Szynszyl, mamy tę osłonę do jazdy przodem, ale nie planuję w ogóle jej używać. Jak Olek już wyrośnie na tyle, że nie będzie mógł tyłem to zmienimy fotelik, a Sironę zostawimy dla drugiego dziecka.szynszyl lubi tę wiadomość
-
NiecierpliwaKarolina wrote:Gdybyś szukała alergologa to polecam dra Pyziaka.
A próbowałaś z inhalacjami? Może Kubie coś tam zalega?

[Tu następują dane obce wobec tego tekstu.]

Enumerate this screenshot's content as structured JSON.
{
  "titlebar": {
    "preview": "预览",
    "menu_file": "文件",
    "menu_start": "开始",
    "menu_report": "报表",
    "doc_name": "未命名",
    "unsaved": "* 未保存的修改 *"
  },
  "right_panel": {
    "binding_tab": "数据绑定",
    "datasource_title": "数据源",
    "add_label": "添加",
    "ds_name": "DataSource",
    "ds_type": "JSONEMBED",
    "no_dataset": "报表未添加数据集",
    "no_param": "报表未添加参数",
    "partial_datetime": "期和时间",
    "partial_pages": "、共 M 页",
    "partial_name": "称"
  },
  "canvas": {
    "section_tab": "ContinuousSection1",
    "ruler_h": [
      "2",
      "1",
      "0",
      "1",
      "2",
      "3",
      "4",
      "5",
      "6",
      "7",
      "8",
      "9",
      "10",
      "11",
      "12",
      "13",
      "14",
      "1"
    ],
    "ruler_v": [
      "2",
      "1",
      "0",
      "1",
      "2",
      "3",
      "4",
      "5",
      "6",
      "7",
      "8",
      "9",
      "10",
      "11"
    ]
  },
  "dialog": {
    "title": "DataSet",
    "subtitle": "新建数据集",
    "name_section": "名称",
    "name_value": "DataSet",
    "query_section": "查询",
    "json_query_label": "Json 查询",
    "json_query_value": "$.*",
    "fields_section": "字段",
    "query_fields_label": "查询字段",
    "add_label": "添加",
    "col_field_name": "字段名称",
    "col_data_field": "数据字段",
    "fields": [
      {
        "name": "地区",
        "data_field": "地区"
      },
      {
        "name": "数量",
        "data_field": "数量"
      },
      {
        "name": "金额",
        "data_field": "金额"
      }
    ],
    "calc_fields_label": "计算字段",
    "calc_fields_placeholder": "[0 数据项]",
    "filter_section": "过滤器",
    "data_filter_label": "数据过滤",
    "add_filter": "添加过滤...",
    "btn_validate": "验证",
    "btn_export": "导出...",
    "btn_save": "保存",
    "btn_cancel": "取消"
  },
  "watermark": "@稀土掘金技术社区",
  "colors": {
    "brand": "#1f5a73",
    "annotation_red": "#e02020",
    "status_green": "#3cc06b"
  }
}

Czego ja juz nie robilam, inhalacje, nawilzanie powietrza, kropelki różnego rodzaju, udrazniajace, nawilzajace ze srebrem , sama woda morska i nic charcze cały czas, wpisałam w google obrzęk błony śluzowej nosa przeczytałam jeden artytuł i wyłączyłam, masakra, czy w google wszystkie objawy musza sie konczyc nowotworem;/
-
Moja Basia ma kurteczke na wiosne i już w niej chodzimy.a na nozki zakladam rajstopki i grubsze spodenki i grube skarpety
Diewuszka u nas czesto sie zdarza ze mala w nerwach sie rzuca bo mleko nie leci. Dociskam wtedy pierś trochę i daje jej zeby possala chwile jak nie chce to sama masuje przez chwile i czuje jak robi sie cala twarda i zaczyna płynąć mleko. To ze w cycku nie ma ot tak na zawolanie tto nie znaczy ze nie ma. Poleci tylko trzeba zeby dziecko ssalo a czesto sie maluch denerwuje jak nie leci od razu. Laktator nie sciaga jak dziecko i w dodatku zapewne lejek laktatora nie uciska odpowiednich gruczołów. Ja jak pomagam ręką to wiecej dwa razy sciagamnie wierze ze nie masz pokarmu :* glowa do gory gwarantuje ze jak maly possie przez chwile dłużej to mleko poplynie :*
diewuszka86 lubi tę wiadomość
-
Pediatra mówi że to tylko sapka, i musi samo minąc, żeby nawilżać nos i powietrze, robie tak ale nic nie jest lepiej, przeciwnie, tez myślałam, że to może ulewajace sie mleko, ale z drugiej strony, to już 5 dzień tak mu sie gotuje w tym nosie a jest suchutki i czysty. Szkoda mi go strasznie bo nie może powietrza złapac, wygląda jakby sie dusił i cały czas jest poddenerwowany.